Maggie Anderson Pens Book, ‘Our Black Year,’ About Buying From Black Businesses for Entire Year

Maggie Anderson Pens Book, ‘Our Black Year,’ About Buying From Black Businesses for Entire Year

Maggie Anderson’s shocking and enlightening book, Our Black Year, was born from what many black people say with nauseating regularity, but that the Anderson family actually practiced. The power couple bought exclusively from black-owned businesses for an entire year and documented their profound findings through their Empowerment Experiment website and Our Black Year book.

“The Empowerment Experiment is grounded in my family’s public pledge to live off of black businesses and talent, and to buy black for an entire year. Since then, the Empowerment Experiment has evolved into a movement where we encourage consumers of all kinds and races to support black businesses,” says the Chicago native who’s called “Mrs. Buy Black” at speaking engagements around the country. “And in doing so you counter the social crisis that disproportionately impacts black people. We believe that it’s a beautiful thing that is just as American as buying white, buying military, etc.”


Maggie Anderson and her husband most certainly could be totally immersed in the delightful trappings that their elite education and pedigree have earned them, totally disconnected from the average black person’s experience.

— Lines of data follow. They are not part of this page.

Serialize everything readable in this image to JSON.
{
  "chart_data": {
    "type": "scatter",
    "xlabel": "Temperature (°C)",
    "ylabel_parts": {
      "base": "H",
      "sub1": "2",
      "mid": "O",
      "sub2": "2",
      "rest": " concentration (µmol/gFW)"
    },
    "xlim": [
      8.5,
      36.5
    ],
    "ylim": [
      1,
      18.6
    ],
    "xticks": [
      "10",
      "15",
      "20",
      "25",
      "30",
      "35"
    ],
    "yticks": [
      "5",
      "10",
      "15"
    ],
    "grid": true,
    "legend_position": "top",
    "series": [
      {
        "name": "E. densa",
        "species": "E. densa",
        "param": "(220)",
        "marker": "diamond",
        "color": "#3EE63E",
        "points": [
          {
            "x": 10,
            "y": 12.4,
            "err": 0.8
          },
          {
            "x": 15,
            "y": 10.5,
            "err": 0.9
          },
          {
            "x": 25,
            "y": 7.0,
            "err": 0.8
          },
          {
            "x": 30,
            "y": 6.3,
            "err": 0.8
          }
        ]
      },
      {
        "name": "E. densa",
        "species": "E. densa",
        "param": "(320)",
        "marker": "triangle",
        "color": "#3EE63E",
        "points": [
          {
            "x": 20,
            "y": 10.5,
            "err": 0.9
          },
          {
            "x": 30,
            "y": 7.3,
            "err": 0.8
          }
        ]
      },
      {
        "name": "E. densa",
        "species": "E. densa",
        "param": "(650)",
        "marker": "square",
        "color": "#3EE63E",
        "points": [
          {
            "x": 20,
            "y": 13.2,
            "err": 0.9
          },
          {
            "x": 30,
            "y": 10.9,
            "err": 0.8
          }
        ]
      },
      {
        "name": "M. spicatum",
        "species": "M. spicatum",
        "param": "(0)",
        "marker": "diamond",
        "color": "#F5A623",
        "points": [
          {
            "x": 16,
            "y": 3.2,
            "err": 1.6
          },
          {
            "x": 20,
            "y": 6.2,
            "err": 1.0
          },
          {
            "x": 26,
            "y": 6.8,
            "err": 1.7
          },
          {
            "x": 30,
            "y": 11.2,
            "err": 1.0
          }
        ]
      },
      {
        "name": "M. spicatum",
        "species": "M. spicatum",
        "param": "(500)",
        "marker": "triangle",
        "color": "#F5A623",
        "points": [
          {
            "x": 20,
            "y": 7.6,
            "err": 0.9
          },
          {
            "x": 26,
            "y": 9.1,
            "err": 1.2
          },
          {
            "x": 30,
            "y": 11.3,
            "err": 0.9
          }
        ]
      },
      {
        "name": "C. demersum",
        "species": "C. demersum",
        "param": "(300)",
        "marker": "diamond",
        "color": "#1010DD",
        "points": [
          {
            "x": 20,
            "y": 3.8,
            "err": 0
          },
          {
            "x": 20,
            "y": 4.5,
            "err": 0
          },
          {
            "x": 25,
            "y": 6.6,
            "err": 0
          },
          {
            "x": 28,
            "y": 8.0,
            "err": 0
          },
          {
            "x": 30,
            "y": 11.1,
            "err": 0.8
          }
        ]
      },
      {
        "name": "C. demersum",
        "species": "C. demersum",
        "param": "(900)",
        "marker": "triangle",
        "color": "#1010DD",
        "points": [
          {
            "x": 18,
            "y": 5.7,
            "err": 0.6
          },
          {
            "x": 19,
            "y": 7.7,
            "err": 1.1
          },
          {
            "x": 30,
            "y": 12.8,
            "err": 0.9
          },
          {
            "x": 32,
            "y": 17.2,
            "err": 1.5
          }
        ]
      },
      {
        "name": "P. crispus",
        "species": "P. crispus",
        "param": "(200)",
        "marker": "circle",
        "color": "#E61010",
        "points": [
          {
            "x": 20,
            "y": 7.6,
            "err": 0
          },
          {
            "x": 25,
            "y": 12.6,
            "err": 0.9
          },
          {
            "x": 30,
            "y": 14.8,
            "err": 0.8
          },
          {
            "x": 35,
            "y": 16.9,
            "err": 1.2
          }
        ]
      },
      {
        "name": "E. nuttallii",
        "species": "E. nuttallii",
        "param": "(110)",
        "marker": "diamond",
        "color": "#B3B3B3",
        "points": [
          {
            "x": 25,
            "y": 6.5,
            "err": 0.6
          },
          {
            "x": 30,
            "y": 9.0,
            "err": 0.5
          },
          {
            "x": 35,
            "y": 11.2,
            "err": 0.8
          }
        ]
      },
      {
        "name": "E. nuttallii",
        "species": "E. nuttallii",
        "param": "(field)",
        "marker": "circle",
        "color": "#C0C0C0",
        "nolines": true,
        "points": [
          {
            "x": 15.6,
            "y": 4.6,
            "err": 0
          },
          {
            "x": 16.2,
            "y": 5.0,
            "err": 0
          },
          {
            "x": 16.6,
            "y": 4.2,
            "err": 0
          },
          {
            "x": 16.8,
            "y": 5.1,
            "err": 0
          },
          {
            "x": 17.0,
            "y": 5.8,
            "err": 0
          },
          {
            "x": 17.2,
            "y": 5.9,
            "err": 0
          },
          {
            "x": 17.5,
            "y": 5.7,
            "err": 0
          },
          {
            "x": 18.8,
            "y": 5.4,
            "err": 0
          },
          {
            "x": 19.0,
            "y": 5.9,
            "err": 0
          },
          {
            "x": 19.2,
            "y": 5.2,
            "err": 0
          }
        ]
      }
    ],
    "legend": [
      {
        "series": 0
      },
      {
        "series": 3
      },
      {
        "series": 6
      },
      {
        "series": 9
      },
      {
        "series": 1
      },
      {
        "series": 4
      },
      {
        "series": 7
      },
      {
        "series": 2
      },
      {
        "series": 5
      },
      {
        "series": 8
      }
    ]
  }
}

John was an Ivy League-educated executive for Ernst & Young with a master’s degree from the world-renowned Kellogg School of Management from Northwestern University. Maggie boasts an undergrad degree from powerhouse Emory University and has both a law degree and master’s degree from the University of Chicago, where she learned constitutional law from then-professor Barack Obama (you might have heard of him). She has worked as an executive for McDonald’s.

But the Anderson family, instead, have become the talk of black America and the nation because they systematically executed the philosophy of Ujamaa — cooperative economics — that our forebears have admonished and pleaded with us to do for over a century. They spent an entire year patronizing African American proprietors.


Our Black Year, set for a national book tour in February,  documents in detail their delightfully entertaining — yet disheartening — account of trying to find and spend money with black American businesses. It also talks about the Kellogg study born from the Anderson’s quest that “proves, through science and not rhetoric, that supporting black businesses empowers black communities,” Anderson said.

What the Andersons learned:

  1. “Finding out that half the businesses that we thought were black are not black-owned.”
  2. Our Black Year exposes the retail and food deserts that exist in the black community. We were living that life that most black consumers live: poor services, inferior goods and high prices from black — and mostly nonblack — business owners,” Anderson said.
  3. “So many industries and markets are upside down, where we dominate in terms of market share, but we have zero representation: House[hold] products, consumer electronics, children’s wear, cellular service [and on and on].
  4. “How just in Detroit, we [comprise] 50 percent of Hennessy’s market share. But what do we get in return for that? What child has Hennessy ever sent to school? Where in Hennessy’s supply chain do you see any black businesses? We want people to think about that for a minute. When you are out there flossing Hennessy, what does you and your community get out of it? What have they ever done for black businesses?

The power couple’s Empowerment Experiment pledge began innocently enough as they indulged themselves along Chicago’s upscale section of town. “It started in 2003. We were having dinner for our anniversary at a posh restaurant on Chicago’s Magnificent Mile. We spent $600 at 5-star Tru restaurant,” she said. The conversation steered towards what it always seems to go toward: the urban plight.

“We started talking about what are we going to do, that maybe we should be mentoring. And then the bill came,” said Maggie Anderson. But when the waiter brought the bill, the Andersons were also given a powerful epiphany. “The bill was $600 and we said to ourselves, ‘we are part of the problem.’ We just spent $600 with this restaurant and we know that none of it is going to [be used] to help our people. That night, we decided to make the pledge to support black businesses. We talked about what a lot of black couples do: Let’s buy black for a whole month. But then it went to three months, and then for a whole year. And we said ‘hey, let’s document it. Let’s build a movement and tell the press and build a website.’ ”

Anderson asks that more black people, regardless of education and social status, join her family’s movement at www.eefortomorrow.com, and change the paradigm of black America forever — one black business at a time.